Mais, c’est pour l’avenir surtout qu’entendent oeuvrer les responsables. Il faut qu’à l’avenir, tout naturellement, les frontaliers pensent à la France parce que l’éducation et la route les y mènent. On retrouve là, d’ailleurs, deux des principales réalisations de la Monarchie de Juillet : les lois Guizot pour le développement des moyens de l’enseignement et les lois de 1836 et de 1847 sur le réseau routier. Une Ecole Normale est créée à Perpignan . Pour le désenclavement routier, l’action est menée tambour battant avec la collaboration éclairée du général de Castellane.

Banyuls, bien-sûr, bénéficia prioritairement de pareilles mesures, mais les difficultés techniques à vaincre étaient telles, pour la route, que le désenclavement routier y fut lent : en 1847 encore, on faisait remarquer au Conseil Général, qu’après tout Banyuls bénéficiait depuis toujours de cette voie royale qu’était la mer.

Pour l’avenir on était très conscient à la Préfecture et au Conseil Général de l’urgence qu’il y avait à matérialiser la frontière pour couper court aux litiges et aux tentations.

L’acte du 11 Juillet 1867 délimitant précisément la frontière va mettre fin à l’histoire aventureuse de Banyuls.

En réalité, la francisation de Banyuls n’alla pas sans sursaut ; une année seulement après les paroles triomphantes du préfet Vaïsse, à l’annonce de la révolution de 1848, Banyuls célébrait à sa manière l’événement en se soulevant presque unanimement contre l’administration des Douanes, qui, peu auparavant, lui avait accordé la franchise du sel et doublé les primes pour la pêche aux anchois. Tout était à recommencer : suppression du bureau des Douanes puis rétablissement, contre amende, que les Banyulencs contestèrent...

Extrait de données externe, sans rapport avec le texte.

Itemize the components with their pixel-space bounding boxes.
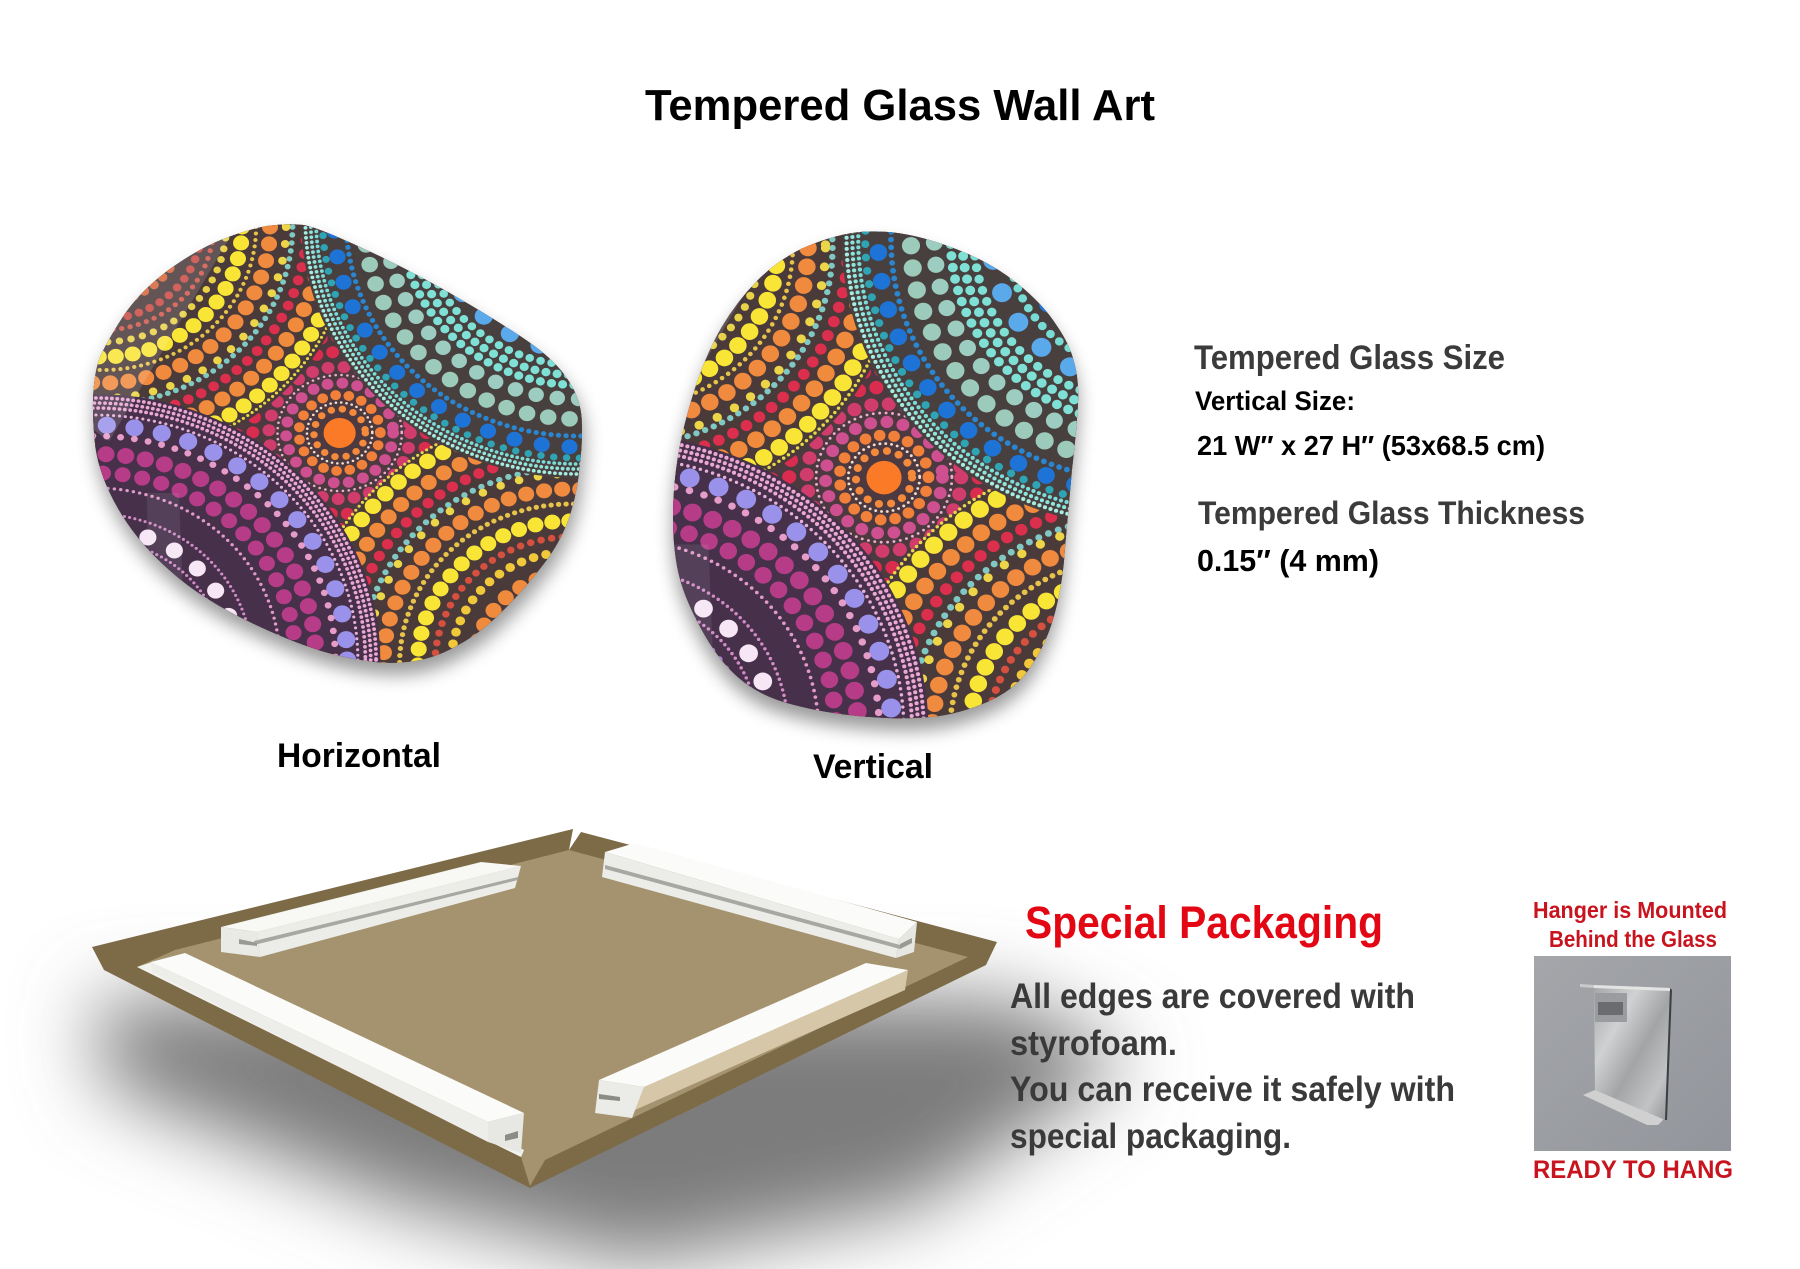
description: All edges are covered with: [1010, 977, 1415, 1016]
packaging text block: [1010, 897, 1455, 1156]
dot mandala artwork, vertical: [673, 231, 1078, 718]
hanger caption top: Behind the Glass: [1549, 926, 1717, 952]
label: vertical: Vertical: [813, 748, 933, 786]
hanger caption top: Hanger is Mounted: [1533, 897, 1727, 923]
vertical size label: Vertical Size:: [1195, 386, 1355, 416]
thickness value: 0.15″ (4 mm): [1197, 543, 1379, 578]
description: special packaging.: [1010, 1117, 1291, 1156]
vertical glass panel: [662, 231, 1090, 742]
description: styrofoam.: [1010, 1024, 1177, 1063]
dot mandala artwork, horizontal: [92, 224, 582, 663]
label: horizontal: Horizontal: [277, 737, 441, 775]
foam bar: top-left: [221, 862, 521, 957]
packaging tray illustration: [92, 829, 997, 1188]
description: [1010, 977, 1455, 1156]
cardboard walls: [92, 829, 997, 1188]
packaging shadow: [95, 1000, 1130, 1262]
description: You can receive it safely with: [1010, 1070, 1455, 1109]
heading: glass thickness: Tempered Glass Thickness: [1198, 495, 1585, 531]
hanger caption top: [1533, 897, 1727, 952]
cardboard floor: [137, 850, 968, 1186]
panel shadow: [95, 236, 584, 675]
foam bar: top-right: [602, 843, 917, 958]
title: Tempered Glass Wall Art: [645, 81, 1155, 130]
white edge slit: [137, 962, 524, 1157]
foam bar: bottom-left: [151, 953, 524, 1153]
specifications text block: [1194, 339, 1585, 578]
heading: glass size: Tempered Glass Size: [1194, 339, 1505, 377]
ready to hang caption: READY TO HANG: [1533, 1156, 1733, 1184]
hanger callout: [1533, 897, 1733, 1184]
heading: special packaging: Special Packaging: [1025, 897, 1383, 948]
size value: 21 W″ x 27 H″ (53x68.5 cm): [1197, 430, 1545, 461]
hanger photo: [1534, 956, 1731, 1151]
foam bar: bottom-right: [595, 963, 908, 1118]
panel shadow: [673, 243, 1078, 730]
horizontal glass panel: [82, 224, 596, 686]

Echec de la francisation ? Sûrement pas, c’était seulement la preuve qu’en matière d’action sur les hommes, il fallait d’abord “s’en remettre au bénéfice du temps, à la force de l’exemple”.

La contrebande tendit à s’atténuer et, pratiquement, à disparaître avec l’arrivée des moyens modernes de communication. Le chemin de fer inaugura ceux-ci en dépit des grands travaux que nécessita la traversées des Albères côtières. Peu après, Banyuls, ouvert en août 1875, il atteignait en 1878 le hameau de Cerbère, érigé en commune de plein exercice dix ans plus tard.

Une route digne de ce nom fut plus longue à venir. La nationale 114 ne parvint à Cerbère qu’en

1913 et à la frontière au col dels Balistres, seulement le 31 juillet 1928.

Entre temps, la reconnaissance nationale avait consacré, en 1893, l’obélisque promis cent ans auparavant par un décret de prairial an II à Banyuls, pour avoir “bien mérité de la patrie”.

Avec ces changements, c’est tout un pan de l’activité de Banyuls, fût-elle interlope, qui s’efface de l’actualité mais demeure dans la mémoire, en flattant sa légende.